Design: 461 patients who underwent AUS screening (2004-2008) were stratified into 4 groups: true positive (TP), false positive (FP), true negative (TN), and false negative (FN) according to final nodal status determined by ultrasound-guided axillary node biopsy, follow-up SLNB or axillary dissection. Histology of resected primary breast lesions from a subset (236 consecutive cases; 2004-2006) of these patients was reviewed to determine whether lymphoplasmacytic infiltrate, tumor necrosis, micropapillary features or lobular-like growth pattern were associated with failure of AUS screening.

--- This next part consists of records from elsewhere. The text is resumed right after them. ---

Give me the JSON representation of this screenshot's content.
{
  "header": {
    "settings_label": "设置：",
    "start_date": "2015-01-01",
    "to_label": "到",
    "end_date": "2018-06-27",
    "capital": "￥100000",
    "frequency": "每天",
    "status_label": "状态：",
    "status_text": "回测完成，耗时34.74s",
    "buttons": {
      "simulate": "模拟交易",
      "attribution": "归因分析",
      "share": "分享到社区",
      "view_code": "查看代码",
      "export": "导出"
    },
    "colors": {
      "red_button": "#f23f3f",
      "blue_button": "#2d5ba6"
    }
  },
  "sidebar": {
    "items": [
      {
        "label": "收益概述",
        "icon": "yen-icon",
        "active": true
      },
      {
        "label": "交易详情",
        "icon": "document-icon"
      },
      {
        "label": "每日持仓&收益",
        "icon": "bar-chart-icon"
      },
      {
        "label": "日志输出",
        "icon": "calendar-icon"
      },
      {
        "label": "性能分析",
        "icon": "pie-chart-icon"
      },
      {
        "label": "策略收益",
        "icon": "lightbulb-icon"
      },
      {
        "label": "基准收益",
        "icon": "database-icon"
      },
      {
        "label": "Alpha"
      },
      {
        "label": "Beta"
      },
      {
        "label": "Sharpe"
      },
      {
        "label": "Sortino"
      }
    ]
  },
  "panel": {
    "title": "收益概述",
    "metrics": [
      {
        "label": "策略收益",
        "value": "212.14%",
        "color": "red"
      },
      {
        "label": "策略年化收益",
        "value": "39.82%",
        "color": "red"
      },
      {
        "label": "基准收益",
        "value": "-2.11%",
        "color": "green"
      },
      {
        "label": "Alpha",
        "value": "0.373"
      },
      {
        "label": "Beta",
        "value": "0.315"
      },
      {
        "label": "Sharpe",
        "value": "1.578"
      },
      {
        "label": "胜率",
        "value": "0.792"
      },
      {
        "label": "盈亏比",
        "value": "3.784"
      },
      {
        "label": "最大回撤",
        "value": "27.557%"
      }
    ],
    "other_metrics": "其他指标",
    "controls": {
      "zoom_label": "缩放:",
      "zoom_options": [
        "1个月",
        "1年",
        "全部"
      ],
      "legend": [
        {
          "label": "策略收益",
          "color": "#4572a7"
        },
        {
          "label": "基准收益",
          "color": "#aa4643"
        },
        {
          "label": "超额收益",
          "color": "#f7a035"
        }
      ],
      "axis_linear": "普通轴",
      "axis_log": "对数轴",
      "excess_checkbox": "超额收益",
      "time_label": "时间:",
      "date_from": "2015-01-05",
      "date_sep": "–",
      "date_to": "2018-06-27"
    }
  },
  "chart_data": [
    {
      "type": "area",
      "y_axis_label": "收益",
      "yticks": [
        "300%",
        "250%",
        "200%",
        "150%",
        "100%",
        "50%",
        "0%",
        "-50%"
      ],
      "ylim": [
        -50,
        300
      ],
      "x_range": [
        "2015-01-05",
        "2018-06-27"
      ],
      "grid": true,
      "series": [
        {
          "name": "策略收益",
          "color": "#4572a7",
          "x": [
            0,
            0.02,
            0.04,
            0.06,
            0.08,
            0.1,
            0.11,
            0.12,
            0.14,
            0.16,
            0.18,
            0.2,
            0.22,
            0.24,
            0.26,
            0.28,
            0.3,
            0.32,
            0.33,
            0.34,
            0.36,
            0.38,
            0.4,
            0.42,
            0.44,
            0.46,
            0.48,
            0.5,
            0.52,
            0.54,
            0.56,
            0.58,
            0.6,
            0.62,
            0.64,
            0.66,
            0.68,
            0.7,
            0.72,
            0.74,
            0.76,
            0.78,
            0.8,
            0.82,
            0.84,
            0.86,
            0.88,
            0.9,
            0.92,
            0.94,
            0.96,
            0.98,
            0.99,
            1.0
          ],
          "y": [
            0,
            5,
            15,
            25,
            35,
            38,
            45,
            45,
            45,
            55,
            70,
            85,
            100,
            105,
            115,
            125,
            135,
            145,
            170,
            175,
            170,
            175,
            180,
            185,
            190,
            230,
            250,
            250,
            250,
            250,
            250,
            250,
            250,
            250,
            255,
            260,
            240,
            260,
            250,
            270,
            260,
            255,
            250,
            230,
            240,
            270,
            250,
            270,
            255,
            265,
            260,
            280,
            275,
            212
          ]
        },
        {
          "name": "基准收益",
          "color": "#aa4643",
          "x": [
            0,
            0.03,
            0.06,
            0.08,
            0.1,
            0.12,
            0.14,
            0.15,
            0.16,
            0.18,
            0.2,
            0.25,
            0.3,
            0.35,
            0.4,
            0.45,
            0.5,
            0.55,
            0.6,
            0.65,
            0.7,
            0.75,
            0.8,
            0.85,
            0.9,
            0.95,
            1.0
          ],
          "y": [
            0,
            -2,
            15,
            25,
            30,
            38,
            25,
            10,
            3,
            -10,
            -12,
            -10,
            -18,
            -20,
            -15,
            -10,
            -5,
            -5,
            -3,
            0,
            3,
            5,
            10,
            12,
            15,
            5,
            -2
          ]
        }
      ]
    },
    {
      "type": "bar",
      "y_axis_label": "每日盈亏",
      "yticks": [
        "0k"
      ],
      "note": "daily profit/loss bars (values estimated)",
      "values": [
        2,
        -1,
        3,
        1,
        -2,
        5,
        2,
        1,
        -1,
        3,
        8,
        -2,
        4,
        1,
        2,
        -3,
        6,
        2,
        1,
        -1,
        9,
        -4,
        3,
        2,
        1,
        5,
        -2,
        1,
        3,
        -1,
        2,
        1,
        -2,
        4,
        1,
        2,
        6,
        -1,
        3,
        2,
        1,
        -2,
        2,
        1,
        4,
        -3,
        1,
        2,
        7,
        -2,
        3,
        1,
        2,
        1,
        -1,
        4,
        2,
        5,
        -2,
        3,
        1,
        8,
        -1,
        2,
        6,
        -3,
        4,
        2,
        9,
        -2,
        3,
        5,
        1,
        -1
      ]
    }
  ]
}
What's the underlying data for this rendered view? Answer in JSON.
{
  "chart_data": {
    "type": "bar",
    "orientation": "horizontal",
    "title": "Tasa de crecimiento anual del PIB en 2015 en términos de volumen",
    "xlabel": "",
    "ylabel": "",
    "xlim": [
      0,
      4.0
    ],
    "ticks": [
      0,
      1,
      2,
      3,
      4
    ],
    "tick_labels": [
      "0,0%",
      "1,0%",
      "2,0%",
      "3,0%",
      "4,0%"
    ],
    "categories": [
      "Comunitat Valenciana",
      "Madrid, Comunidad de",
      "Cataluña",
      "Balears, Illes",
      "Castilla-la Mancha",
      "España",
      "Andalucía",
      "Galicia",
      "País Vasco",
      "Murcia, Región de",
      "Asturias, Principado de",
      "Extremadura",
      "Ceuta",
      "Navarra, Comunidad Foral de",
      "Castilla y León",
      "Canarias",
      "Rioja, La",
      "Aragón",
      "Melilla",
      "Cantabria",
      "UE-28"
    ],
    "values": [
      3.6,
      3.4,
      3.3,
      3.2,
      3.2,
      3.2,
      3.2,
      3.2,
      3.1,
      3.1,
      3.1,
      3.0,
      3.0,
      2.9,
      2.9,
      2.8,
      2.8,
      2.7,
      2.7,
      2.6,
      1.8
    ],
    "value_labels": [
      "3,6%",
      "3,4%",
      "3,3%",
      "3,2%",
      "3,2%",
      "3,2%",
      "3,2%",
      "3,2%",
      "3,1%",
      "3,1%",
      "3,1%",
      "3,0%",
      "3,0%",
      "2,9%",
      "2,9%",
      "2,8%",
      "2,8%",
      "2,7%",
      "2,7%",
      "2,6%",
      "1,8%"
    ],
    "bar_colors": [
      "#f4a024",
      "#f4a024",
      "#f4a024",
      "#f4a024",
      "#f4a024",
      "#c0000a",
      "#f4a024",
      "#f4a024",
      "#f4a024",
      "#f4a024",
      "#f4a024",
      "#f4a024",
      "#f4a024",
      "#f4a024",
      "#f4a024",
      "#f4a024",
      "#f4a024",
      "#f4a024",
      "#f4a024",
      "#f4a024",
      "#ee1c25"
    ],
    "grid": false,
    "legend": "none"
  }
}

Results: In total, 135 patients were node positive and 326 were node negative. AUS/LNB accurately predicted final nodal status in 75% of cases (348/461; sensitivity 0.50, specificity 0.86, PPV 0.60, NPV 0.81). Micropapillary features were present in 38 cases (range: 5% to 100% of tumor volume) and were more prevalent in FN cases than in TN cases (26.3% vs. 12.7%; p = 0.047). Lobular-like growth pattern was identified in 55 cases (range:10-100% of tumor volume) and was more prevalent in FN cases, compared to TN cases (39.5% vs. 22.5%; p = 0.04). Lymphoplasmacytic infiltrate and tumor necrosis did not vary significantly between the four examined groups.
Conclusions: As a screening method, AUS/LNB has relatively low sensitivity. Identifing factors that contribute to the high FN rate may improve this method's sensitivity. This study identifies micropapillary features and lobular-like growth pattern as two morphologic characteristics of the index breast carcinoma that are more likely associated with FN screening. Patients whose primary lesion exhibits these features on biopsy may benefit from proceeding directly to SLNB in order to eliminate the costs of unnecessary procedures. Larger studies are warrented to further validate these results.